Looking for a good introduction to object oriented programming with Python

Terry Reedy tjreedy at udel.edu
Tue Aug 7 18:37:00 EDT 2012


On 8/7/2012 3:02 PM, Steven D'Aprano wrote:
> On Sun, 05 Aug 2012 19:44:31 -0700, alex23 wrote:
>
>> I think you've entirely missed the point of Design Patterns.
>
> Perhaps I have. Or perhaps I'm just (over-)reacting to the abuse of
> Patterns:
>
> http://c2.com/cgi/wiki?DesignPatternsConsideredHarmful
>
> or that they are a crutch for underpowered languages:

I still remember reading an article something like "Implementing the 
Composite Pattern in C++". The example for the discussion was Pictures 
that could contain sub-Pictures as well as Graphic elements. I 
eventually realized that a) this is trivial in Python, b) the article 
was really about how to lie to a C++ compiler, so it would accept 
recursive heterogenous structures, and c) I preferred Python.

> http://c2.com/cgi/wiki?AreDesignPatternsMissingLanguageFeatures

> I think that as languages get more powerful, "Design Patterns" just
> become language features, and people stop talking about them. Nobody
> talks about Function Pattern, but everyone uses it. In Python, we don't
> talk about the Iterator Pattern. We just use iterators.

In pre 2.2 Python, there was talk about the pattern (but not with 
Capitals) and how to lie to the interpreter with a fake __getitem__ method.

> I'm pretty sure that people could talk about good coding design before
> the Gof4. As you say, they didn't invent the patterns. So people
> obviously wrote code, and talked about algorithms, without the Gof4
> terminology.

'Divide and conquer' is an old, descriptive name for an algorithm action 
pattern. It is only incidentally about static structures.

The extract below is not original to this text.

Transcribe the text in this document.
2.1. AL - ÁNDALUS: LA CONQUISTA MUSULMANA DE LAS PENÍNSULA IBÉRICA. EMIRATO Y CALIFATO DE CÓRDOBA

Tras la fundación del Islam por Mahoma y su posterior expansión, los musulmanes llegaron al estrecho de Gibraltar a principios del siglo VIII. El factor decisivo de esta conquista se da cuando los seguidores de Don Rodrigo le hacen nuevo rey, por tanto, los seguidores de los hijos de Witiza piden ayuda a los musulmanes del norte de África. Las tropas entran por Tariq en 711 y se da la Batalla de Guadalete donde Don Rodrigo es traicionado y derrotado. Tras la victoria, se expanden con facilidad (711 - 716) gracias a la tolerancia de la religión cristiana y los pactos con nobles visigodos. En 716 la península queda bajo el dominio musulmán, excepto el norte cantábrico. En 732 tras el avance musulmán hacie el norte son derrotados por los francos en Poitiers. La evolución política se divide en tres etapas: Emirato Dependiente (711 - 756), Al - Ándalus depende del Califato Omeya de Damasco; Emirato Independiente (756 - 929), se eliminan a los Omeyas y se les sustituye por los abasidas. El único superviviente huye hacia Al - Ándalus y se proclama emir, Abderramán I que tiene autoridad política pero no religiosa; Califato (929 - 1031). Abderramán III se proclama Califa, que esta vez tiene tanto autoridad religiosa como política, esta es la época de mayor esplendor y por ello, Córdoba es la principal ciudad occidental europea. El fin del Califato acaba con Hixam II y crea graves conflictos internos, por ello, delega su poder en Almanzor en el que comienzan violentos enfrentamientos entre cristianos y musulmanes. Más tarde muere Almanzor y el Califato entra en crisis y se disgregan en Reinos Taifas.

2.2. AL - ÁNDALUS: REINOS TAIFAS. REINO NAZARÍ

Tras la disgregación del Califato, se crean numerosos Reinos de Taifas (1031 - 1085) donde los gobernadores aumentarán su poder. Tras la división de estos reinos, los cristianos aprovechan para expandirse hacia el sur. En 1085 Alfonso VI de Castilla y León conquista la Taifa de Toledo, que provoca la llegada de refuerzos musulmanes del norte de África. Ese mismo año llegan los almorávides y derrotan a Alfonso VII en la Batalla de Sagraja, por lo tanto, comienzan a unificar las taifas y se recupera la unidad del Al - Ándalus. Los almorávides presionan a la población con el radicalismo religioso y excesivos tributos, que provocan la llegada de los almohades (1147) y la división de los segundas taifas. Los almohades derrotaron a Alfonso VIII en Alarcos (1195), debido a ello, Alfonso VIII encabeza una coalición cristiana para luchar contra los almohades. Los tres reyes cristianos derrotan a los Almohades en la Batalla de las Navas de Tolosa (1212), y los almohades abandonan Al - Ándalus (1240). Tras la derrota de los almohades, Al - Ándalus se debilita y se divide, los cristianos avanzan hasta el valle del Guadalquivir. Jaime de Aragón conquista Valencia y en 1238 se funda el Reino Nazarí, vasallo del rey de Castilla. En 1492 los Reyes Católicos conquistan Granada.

'Dynamic programming' is a rather opaque name for a) an action patter 
for using the optimality principle* (when applicable) and b) not 
disposing of data one still needs.

* the best path from A to B that passes through C is the best path from 
A to C plus the best path from C to B.

Lisp is based on a simple data pattern (or is it a principle): 
collection (of dicrete items) = one item + remainder, used to both 
construct and deconstruct. Python iterator embody the the same 
principle. next(iterator) = iterator: return one item and mutate 
yourself to represent the rest -- or raise StopIteration.